F
11

Tried draping a dress on a mannequin vs my friend Dave and the results were wild

So I'm working on this flowy maxi dress idea, right? I spent like 4 hours pinning and tucking fabric on my standard dress form. It looked fine, kinda stiff. Then my buddy Dave, who's 6'2 and built like a linebacker, stopped by. As a joke, I asked him to stand still so I could drape the same fabric on him. The way the fabric fell over his actual shoulders and moved when he shifted his weight was a total lightbulb moment. The dress form gave me a perfect, boring shape. Draping on a real, breathing person showed me how the garment actually lives and flows. It completely changed the back design, I added way more ease through the shoulders.

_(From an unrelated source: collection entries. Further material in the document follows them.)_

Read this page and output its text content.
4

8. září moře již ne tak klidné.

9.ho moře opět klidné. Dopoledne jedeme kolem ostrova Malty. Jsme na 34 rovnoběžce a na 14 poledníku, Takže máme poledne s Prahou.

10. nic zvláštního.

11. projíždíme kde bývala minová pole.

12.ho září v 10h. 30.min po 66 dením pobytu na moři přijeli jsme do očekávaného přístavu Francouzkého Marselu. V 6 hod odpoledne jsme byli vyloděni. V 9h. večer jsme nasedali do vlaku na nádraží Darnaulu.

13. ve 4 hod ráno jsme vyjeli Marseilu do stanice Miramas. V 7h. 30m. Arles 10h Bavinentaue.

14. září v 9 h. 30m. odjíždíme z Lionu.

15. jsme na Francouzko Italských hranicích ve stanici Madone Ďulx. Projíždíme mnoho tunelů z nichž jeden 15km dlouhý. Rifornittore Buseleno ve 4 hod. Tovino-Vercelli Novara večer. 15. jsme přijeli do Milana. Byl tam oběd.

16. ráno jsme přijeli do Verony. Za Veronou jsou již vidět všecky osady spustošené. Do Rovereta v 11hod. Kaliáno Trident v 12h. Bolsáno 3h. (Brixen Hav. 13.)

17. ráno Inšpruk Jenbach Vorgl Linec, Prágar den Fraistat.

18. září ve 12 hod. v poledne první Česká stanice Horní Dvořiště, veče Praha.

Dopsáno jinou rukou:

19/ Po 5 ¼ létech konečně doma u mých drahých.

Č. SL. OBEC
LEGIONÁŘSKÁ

Has anyone else tried ditching the form for a real human body, even just for a quick test fit?
3 comments

Log in to join the discussion

Log In
3 Comments
nguyen.blake
Wow, I was such a snob about using my expensive dress form for everything. Seeing your post made me remember pinning a linen shirt on my brother, who slouches. The whole armhole shape needed to change compared to the form's perfect posture. That real body hunch changed my whole approach.
4
lewis.mila
lewis.mila10d ago
My grandma always said to baste the shoulders on a real person before finishing. She'd make my grandpa stand still for ten minutes while she pinned, and his slight stoop made every jacket fit better. What's the biggest fit change you've had to make for someone's posture?
7
leewalker
leewalker10d ago
It's funny you mention that. I was trying to make a simple apron for my nephew last month, and my sewing dummy just made everything look boxy. I ended up pinning it on my husband while he was trying to watch TV, and the way the straps actually sat on his round shoulders was a total game changer. I had to redo the whole neckline because of how a real person stands, you know, not perfectly straight.